Not exactly the same even with rounding compared to the actual values, but pretty close!

Run a chi-squared test.

chisq.test(counts_table_pt2)
## Warning in chisq.test(counts_table_pt2): Chi-squared approximation may be
## incorrect
## 
##  Pearson's Chi-squared test with Yates' continuity correction
## 
## data:  counts_table_pt2
## X-squared = 0.8, df = 1, p-value = 0.3711

Now, let’s interpret these results.

Let’s think about if you have two different variables, and then however many levels of each of those (two in this example).

If the two variables are not associated, the amount of times you would expect to see each different combination of levels would be roughly equal to the multiplication of the probabilities of each level individually.

I say “roughly equal” because with random sampling, you would expect some variation from the exact probabilities.

The chi-squared test compares the actual probabilities of seeing the levels together compared to what would be expected by chance.
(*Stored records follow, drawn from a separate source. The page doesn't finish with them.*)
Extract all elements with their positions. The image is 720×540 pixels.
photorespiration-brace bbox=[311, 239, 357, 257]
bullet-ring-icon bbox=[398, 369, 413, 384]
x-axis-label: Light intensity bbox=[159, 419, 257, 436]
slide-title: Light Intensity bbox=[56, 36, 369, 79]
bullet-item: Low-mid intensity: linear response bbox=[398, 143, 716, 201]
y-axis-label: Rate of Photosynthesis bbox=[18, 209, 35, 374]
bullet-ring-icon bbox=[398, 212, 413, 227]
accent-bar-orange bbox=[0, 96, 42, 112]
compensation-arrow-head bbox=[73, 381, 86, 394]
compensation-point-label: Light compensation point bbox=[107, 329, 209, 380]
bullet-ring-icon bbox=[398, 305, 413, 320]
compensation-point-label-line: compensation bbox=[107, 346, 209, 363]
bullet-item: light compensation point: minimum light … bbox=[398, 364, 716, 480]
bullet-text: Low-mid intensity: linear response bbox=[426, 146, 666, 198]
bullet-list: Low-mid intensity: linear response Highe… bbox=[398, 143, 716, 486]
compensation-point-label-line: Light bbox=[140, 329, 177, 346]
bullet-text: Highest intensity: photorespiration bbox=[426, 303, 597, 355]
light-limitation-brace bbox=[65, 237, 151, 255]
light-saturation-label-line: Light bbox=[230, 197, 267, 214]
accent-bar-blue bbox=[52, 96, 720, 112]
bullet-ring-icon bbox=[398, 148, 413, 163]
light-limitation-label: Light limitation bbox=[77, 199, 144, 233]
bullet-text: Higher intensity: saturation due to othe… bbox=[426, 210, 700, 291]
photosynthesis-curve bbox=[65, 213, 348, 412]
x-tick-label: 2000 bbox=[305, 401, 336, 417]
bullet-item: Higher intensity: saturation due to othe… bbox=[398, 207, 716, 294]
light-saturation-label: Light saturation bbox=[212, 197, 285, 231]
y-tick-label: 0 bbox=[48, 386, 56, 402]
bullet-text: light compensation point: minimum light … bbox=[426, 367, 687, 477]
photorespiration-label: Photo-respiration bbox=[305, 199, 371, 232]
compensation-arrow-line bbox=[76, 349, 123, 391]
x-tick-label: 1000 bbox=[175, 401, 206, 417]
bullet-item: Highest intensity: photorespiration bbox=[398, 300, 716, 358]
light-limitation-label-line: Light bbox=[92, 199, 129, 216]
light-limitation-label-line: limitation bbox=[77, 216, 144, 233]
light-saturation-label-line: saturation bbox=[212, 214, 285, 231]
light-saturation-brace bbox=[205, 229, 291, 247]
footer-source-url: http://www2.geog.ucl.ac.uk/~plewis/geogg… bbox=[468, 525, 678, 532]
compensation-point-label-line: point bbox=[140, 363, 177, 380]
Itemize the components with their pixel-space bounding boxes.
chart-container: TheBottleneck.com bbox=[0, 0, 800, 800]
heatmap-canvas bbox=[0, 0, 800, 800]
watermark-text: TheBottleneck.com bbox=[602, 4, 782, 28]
If the p-value is low, we say that there is a low probability that the combinations we see are due to chance, and thus there is a high chance that the variables are associated.

Here, the p-value is high, suggesting instead that the two variables are not associated.

This is similar to what we would have predicted in earlier sections.